Nutballs file suit to stop CERN accelerator


What?

Two men pursuing a lawsuit in a court in Hawaii…think a giant particle accelerator that will begin smashing protons together outside Geneva this summer might produce a black hole that will spell the end of the Earth - and maybe the universe.

Scientists say that is very unlikely - though they have done some checking just to make sure.

The world’s physicists have spent 14 years and $8 billion building the Large Hadron Collider, in which the colliding protons will recreate energies and conditions last seen a trillionth of a second after the Big Bang. Researchers will sift the debris from these primordial recreations for clues to the nature of mass and new forces and symmetries of nature.

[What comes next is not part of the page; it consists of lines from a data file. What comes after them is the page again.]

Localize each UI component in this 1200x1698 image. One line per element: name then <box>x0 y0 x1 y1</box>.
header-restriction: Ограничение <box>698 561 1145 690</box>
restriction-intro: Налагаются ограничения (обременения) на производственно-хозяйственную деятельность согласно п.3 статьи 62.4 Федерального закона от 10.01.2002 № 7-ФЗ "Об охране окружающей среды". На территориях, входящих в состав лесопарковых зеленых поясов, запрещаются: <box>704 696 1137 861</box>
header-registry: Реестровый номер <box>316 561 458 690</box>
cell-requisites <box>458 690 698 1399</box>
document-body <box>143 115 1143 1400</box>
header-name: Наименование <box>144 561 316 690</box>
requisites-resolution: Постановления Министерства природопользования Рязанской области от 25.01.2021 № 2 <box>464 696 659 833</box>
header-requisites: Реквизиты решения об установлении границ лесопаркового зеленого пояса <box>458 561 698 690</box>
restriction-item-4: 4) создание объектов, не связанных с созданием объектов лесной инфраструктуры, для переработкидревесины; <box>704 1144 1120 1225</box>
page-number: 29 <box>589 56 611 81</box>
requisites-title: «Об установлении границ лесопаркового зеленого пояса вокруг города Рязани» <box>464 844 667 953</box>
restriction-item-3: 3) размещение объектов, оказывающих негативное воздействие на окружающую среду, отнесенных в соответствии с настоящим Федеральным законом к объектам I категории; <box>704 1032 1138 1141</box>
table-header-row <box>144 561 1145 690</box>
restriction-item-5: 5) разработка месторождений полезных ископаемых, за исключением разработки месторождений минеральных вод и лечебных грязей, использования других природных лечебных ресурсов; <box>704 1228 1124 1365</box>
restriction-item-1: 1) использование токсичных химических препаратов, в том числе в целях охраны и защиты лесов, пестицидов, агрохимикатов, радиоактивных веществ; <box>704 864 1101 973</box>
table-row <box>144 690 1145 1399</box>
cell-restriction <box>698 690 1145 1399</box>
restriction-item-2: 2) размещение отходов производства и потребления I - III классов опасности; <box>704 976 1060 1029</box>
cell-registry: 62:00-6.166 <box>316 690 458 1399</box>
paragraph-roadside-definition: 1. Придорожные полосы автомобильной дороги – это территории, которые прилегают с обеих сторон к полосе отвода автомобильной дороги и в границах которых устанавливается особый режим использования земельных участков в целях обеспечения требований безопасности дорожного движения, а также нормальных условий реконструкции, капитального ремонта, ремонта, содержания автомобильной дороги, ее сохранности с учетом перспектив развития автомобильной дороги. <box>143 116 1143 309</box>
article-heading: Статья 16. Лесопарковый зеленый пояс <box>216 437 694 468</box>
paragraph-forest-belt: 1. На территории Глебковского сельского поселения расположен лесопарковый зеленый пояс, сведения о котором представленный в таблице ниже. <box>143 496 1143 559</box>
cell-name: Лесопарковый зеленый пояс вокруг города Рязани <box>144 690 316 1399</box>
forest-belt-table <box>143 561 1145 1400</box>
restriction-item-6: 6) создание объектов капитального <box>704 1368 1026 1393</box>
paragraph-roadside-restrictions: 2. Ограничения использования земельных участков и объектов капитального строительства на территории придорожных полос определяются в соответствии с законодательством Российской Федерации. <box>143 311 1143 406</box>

But Walter Wagner and Luis Sancho contend that scientists at the European Center for Nuclear Research, or CERN, have played down the chances that the collider could produce, among other horrors, a tiny black hole, which, they say, could eat the Earth. Or it could spit out something called a “strangelet” that would convert our planet to a shrunken dense dead lump of something called “strange matter.” Their suit also says CERN has failed to provide an environmental impact statement as required under the U.S. National Environmental Policy Act.

This is not the first time around for Wagner. He filed similar suits in 1999 and 2000 to prevent the Brookhaven National Laboratory from operating the Relativistic Heavy Ion Collider. That suit was dismissed in 2001. The collider, which smashes together gold ions in the hopes of creating what is called a “quark-gluon plasma,” has been operating without incident since 2000.

What is there to say? Scientists have a built-in switch for skepticism. It’s an inherent part of how projects like CERN have always been developed.

Wingnuts who call the sum of peer-reviewed investigation and reflection “propaganda” deserve a minimum of attention - or less.